Ignis are starting to shape a peculiar sound, it just needs a little grooming and maybe for them to fully embrace it. Brothers Tristan and Colby Beach make up the whole of Ignis (high five for two-piece bands!) Their sound is a volatile, artsy type of goth rock. These songs are very much all over the place but are held to a common thread by a mopey vocal style similar to that of Robert Smith in The Cure. “A.S” opens with jangly, dreamlike chords that build into a chorus that suddenly implodes into a keyboard breakdown. It has an odd feeling to it and reminds me of something freak rocker Frank Zappa might have done. On “Not Yet,” Ignis do employ the typical grunge approach of soft verses and heavy choruses, but the song’s off kilter arrangements and nasally vocals come across as way too weird to be labelled grunge.
Choosing to cover Mother Love Bones’ “Chloe Dancer” was wise as it showcases the softer, keyboard driven side of Ignis, which to me is their ace in the hole. Although, trying to replicate Andrew Wood’s majestic vocals on the track is an exercise in futility.
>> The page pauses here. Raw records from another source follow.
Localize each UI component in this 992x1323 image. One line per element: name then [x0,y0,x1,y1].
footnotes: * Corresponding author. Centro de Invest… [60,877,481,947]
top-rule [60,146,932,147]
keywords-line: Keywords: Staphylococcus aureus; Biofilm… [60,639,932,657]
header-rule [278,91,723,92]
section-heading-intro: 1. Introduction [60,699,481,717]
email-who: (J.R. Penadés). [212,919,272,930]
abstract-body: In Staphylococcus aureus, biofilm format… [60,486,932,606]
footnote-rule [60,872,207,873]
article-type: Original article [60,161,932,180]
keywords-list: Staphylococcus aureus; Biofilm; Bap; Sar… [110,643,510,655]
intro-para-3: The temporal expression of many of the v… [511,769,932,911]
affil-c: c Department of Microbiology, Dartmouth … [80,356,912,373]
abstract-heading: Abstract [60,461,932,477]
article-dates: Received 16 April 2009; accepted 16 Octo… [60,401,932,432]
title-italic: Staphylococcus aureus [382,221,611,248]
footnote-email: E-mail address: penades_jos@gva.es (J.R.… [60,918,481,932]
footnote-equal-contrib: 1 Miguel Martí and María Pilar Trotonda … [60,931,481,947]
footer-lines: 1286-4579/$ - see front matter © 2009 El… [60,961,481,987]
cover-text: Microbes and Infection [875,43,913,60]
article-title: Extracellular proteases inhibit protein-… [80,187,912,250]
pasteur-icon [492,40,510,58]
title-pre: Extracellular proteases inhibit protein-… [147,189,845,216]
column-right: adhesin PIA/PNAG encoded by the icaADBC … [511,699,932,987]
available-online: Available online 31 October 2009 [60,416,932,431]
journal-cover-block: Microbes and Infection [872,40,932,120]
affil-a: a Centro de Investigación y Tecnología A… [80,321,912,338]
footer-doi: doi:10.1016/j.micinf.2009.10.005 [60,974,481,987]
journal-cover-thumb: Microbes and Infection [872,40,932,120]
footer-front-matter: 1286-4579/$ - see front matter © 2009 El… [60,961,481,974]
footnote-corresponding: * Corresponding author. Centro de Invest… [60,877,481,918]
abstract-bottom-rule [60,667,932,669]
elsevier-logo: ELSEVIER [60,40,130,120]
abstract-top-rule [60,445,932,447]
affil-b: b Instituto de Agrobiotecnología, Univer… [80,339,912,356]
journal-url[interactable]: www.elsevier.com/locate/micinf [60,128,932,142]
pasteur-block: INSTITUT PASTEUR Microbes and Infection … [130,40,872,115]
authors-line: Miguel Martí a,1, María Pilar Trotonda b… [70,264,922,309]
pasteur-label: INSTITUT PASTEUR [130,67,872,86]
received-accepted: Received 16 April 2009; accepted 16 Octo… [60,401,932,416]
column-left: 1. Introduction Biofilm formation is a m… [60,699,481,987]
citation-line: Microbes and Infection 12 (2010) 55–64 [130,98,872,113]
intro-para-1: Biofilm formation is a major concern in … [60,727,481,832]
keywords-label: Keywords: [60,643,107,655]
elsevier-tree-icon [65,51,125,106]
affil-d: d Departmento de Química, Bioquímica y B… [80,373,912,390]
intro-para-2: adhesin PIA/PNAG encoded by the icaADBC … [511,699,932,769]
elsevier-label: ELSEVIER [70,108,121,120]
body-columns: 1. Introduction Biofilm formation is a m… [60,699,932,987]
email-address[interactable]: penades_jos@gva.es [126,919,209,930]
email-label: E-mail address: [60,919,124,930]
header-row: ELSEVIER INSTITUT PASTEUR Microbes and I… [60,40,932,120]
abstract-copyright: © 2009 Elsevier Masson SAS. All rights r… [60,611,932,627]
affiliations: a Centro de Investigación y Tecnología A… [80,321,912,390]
I will reiterate the point I made previously for the song “Could it Be,” which has a dissonant chorus of smashing guitars, keyboards, drums, and layered voices that sounds on the verge of collapsing; though it has the soft/heavy dynamic, it’s really just too bizarre to be grunge. “273” is by far the weirdest track on the album and totally threw me for a loop. It opens with some funky guitar flourishes and turns into a talk sing type vocal that sounds like it’s coming from the bottom of a well. Just as you wrap your head around that, Beach turns back to his gothic Robert Smith tone for the chorus amidst swells of guitar distortion and drum smashing.
Ignis has peaked my interest with The Face of Mars but the pieces have yet to fall into the right places. The strength of Ignis’ sound lies in the grey areas that defy genres. I dig the weird structures and arrangements and I think that with some more chops and savvy they will achieve something special.